In December, I make Chex mix for the holiday season and I triple the recipe of the crispy, salty snack. Actually, by the time I’m done adding in extra of my favorite ingredients it should be classified as quadruple, as in quadruple heart bypass surgery.
My single favorite ingredient is the garlic bagel chip, so instead of three cups I use six. The same goes for the nuts and pretzels. And, to add my own personal touch, I toss in a bag or two of cheddar cheese fish crackers. It’s something Grandma used to do. For the cereal part of the concoction I pretty much stick to the recipe which, in a triple batch, means one box each of the corn, rice, and wheat Chex Cereal. In a nod to healthy eating, I always substitute whole-wheat instead of the garden-variety, un-whole wheat.
Of course, the seasoning gets amped up. I like it buttery, so instead of the 18 tablespoons of butter normally calculated for a batch this size I use 24, or three sticks. Instead of six tablespoons of Worcestershire sauce, I always use four of Lea and Perrins and four of Louisiana hot sauce. For seasoning salt, I use six tablespoons of Lawry’s. Instead of a teaspoon each of onion and garlic powder– too bland in my estimation– I toss in about a quarter cup of cayenne pepper.
Since there is no way to get 40 cups in our microwave I bake it in the oven using every available pan in our kitchen’s arsenal. When finished, the two and half gallons, containing more than 10,000 cholesterol-choked calories, goes into an extra large bowl with a tight-fitting cover. There, from its salty, buttery and crunchy resting place, it calls to me, “Oh Brian, here we are… come and have just one.”

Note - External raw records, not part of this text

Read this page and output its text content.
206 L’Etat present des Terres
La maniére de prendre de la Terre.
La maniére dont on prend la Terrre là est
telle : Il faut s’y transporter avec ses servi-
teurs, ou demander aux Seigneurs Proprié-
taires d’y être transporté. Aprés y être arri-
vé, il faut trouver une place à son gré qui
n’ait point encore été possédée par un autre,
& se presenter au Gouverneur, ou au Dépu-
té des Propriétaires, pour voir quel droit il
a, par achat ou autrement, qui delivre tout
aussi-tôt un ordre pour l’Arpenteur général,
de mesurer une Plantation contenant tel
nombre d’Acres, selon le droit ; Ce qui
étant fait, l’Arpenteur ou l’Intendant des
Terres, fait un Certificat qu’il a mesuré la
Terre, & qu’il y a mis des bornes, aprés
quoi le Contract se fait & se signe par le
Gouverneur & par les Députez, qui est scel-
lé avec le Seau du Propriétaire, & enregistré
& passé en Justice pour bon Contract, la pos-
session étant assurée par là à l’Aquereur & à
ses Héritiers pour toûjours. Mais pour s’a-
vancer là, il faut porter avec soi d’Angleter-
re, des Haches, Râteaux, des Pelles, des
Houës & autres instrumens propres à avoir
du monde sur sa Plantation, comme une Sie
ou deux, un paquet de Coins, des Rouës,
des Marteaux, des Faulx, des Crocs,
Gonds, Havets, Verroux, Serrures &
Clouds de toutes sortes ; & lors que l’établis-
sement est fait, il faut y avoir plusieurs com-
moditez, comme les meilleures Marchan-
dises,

Of course, “just one” isn’t possible, I consume it by the fistful. Some are addicted to drugs, alcohol, cigarettes; me, it’s Chex mix.
Years ago, I used to leave the mix uncovered but our cats got into it. That set into motion a series of events that almost proved to be lethal for my dog Buzz, a hundred pounds of chowhound, also called a Rhodesian Ridgeback.
The felines tried to get into the new covered tub to no avail. They did manage to push it to the counter’s edge, however, where it toppled to the floor and burst open. The next morning, I came upon the scene of the crime and deduced what happened but was perplexed that nearly three-fourths was missing. The cats just can’t eat that much. Then it dawned on me Buzz was not around. He’s always around vacuuming up any crumbs shed from me like a bad case of dandruff. A quick search found him sleeping on the couch, looking for all the world as if he swallowed a basketball.
Buzz survived the ordeal, but was one unhappy puppy as he got his stomach pumped and his other end flushed. Then he spent two days in the hospital with the cone of shame to keep him from tearing at the IV in his leg.
Buzz is gone now, a few years, but the annual cooking of the Chex mix continues. We put it in tins and give it away as fast as we can, but it’s never quick enough because I just can’t pass it up without a nibble. And when we deliver it to friends, the tin gets opened and I’m eating it again.
There’s no escaping it.
Now it’s January, a time of remorse and diets.
February shines bright on the horizon as we’ve booked a trip to the land of the endless buffet, also called The Reef, an all-inclusive resort in Playa Del Carmen, Mexico. We’ve been there before and love it. In fact, it’s where I want my ashes to be placed, near the bacon rasher. But before cremation, I want my stomach donated to medical science.